Similar problems have hamstrung HP’s efforts to compete with IBM in large corporate computing deals. The technology supporting HP’s corporate-computing sales remains a patchwork of overlapping and poorly fitting systems despite recent efforts at streamlining. HP sales reps spend only 30% to 35% of their working time with customers and partners, compared with 55% to 60% at well-run organizations. «I would stress how difficult it is to do business inside HP,» says Paul Gerrard, HP’s former vice-president. «There are terrible inefficiencies in the system.»
To pull off a big sales deal at HP often requires delicate diplomacy. Putting together a package involving servers, printers, and software, a sales rep has to reach an agreement with each division. If one unit is unwilling to lower its price, the whole deal can fall through. The company lacks an effective process to resolve conflicts. Fiorina helps broker some deals, but she has time only for the biggest accounts.
These problems have fueled calls within HP for hiring a trouble-shooting operations chief. Fiorina is categorically against a COO, saying that a strong CEO should keep a grip on operations. Many analysts rate Fiorina very highly as an inspiring speaker and salesperson, but either lacking the skills or stretched too thin to solve HP’s operations challenges.
If Fiorina continues to struggle, pressure is sure to mount for her to spin off the printing and imaging division. It boosted its sales by 7% in 2004, to $24.2 billion. And it’s a cash geyser, providing 76% of HP’s operating profits, derived from just 30% of total sales. Analysts speculate that freedom from broad corporate management could improve the printer group’s performance. Separating from the printing division could protect HP from its most dangerous long-term threat in the printing business, Dell.
Although it’s unlikely Dell would exit the printer business if HP spun off its printer operation, Dell would have much less incentive to wage price wars, making life easier for the stand-alone HP printing business. And rivals such as IBM and Dell could resell HP’s equipment or license its technology. «If HP separated their businesses today, and the imaging and printing business was its own entity, I would bet we would be partners because they’re a source of technology,» says Tim Peters, VP at Dell.
Going Shopping? HP’s corporate computing businesses could also benefit from standing on their own.
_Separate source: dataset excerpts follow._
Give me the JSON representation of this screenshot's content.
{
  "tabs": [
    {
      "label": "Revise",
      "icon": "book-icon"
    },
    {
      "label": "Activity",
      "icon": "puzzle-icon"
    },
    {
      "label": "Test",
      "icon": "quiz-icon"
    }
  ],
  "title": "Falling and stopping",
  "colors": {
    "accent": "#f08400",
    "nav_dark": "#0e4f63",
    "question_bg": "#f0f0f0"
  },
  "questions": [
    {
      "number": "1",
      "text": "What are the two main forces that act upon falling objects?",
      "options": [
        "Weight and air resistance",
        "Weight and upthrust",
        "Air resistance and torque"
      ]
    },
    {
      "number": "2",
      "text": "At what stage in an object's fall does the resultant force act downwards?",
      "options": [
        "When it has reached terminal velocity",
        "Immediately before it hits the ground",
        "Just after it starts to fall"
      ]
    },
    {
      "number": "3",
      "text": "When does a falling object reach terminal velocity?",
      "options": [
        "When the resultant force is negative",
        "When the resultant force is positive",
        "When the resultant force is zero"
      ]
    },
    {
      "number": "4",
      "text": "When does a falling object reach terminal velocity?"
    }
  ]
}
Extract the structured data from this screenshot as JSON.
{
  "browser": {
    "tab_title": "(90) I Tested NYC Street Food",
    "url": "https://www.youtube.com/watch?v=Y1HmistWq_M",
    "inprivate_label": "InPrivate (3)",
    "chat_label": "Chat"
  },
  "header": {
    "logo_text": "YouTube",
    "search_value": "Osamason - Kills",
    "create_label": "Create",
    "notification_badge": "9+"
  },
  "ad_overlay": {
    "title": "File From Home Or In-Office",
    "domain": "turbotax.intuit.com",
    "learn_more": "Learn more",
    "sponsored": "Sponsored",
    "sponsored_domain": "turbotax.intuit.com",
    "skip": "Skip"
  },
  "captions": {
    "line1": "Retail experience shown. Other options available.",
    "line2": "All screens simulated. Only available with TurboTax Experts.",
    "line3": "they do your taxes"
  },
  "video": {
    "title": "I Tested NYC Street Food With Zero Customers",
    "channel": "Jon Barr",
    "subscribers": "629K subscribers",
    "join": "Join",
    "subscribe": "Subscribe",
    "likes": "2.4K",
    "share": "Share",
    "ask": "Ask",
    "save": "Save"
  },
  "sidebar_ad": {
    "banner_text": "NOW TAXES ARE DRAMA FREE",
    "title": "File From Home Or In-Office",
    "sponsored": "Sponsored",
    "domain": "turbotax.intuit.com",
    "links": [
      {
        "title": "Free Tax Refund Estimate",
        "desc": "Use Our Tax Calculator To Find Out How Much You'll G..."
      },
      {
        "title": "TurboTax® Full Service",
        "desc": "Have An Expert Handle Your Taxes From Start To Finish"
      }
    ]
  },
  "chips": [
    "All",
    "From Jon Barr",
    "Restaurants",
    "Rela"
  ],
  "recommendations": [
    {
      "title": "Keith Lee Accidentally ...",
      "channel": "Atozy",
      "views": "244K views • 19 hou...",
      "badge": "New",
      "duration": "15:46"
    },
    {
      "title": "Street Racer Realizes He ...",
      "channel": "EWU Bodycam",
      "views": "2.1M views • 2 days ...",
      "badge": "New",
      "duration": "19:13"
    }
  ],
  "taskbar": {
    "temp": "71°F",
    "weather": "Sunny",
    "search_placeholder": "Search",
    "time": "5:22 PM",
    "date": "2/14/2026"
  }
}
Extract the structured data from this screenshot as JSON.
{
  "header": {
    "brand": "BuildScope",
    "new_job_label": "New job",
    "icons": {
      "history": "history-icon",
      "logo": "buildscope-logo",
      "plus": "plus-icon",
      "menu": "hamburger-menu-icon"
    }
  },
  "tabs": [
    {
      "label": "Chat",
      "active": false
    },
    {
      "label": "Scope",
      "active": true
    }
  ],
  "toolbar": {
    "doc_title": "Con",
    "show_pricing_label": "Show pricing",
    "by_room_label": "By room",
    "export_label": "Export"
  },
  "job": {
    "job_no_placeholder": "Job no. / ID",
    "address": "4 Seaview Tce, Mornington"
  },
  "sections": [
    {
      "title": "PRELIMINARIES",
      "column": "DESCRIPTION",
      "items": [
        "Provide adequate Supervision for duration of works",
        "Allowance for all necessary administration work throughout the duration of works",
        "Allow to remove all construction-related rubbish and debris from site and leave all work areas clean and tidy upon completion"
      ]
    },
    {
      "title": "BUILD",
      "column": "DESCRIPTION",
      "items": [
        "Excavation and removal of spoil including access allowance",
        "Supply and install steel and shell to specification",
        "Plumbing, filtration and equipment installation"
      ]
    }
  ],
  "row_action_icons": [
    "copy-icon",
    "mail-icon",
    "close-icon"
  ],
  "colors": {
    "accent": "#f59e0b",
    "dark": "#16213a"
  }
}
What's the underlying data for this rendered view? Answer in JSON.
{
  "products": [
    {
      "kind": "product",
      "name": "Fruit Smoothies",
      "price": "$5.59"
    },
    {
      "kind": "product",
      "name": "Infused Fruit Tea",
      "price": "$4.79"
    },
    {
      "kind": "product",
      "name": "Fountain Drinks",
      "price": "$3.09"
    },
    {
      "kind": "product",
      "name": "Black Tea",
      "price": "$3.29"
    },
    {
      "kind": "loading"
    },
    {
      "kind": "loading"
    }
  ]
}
Although investors are valuing the nonprinting operations at next to nothing now, these units generated $1.4 billion in operating profit in 2004. Merrill Lynch’s Milunovich figures that the businesses, if they were independent, could be worth $18 billion to $21 billion. Milunovich predicts that without the protection of the cash-cow printing business, managers would respond to acute pressure to revamp its sales, upgrade tech systems, and divest declining businesses.
HP’s services division also needs a lift. With $14 billion in revenues, this group helps corporate customers manage new information systems. Yet HP struggles in services against IBM, whose service division is three times bigger. While more than 60% of HP’s services business comes from low-end customer support and maintenance, some 70% of Big Blue’s service revenues come from business consulting and strategic outsourcing, really high-margin deals. IBM strengthened its high-end consulting services through the $3.5 billion purchase of PricewaterhouseCoopers Consulting in 2002 – a purchase Fiorina rejected at a lower price.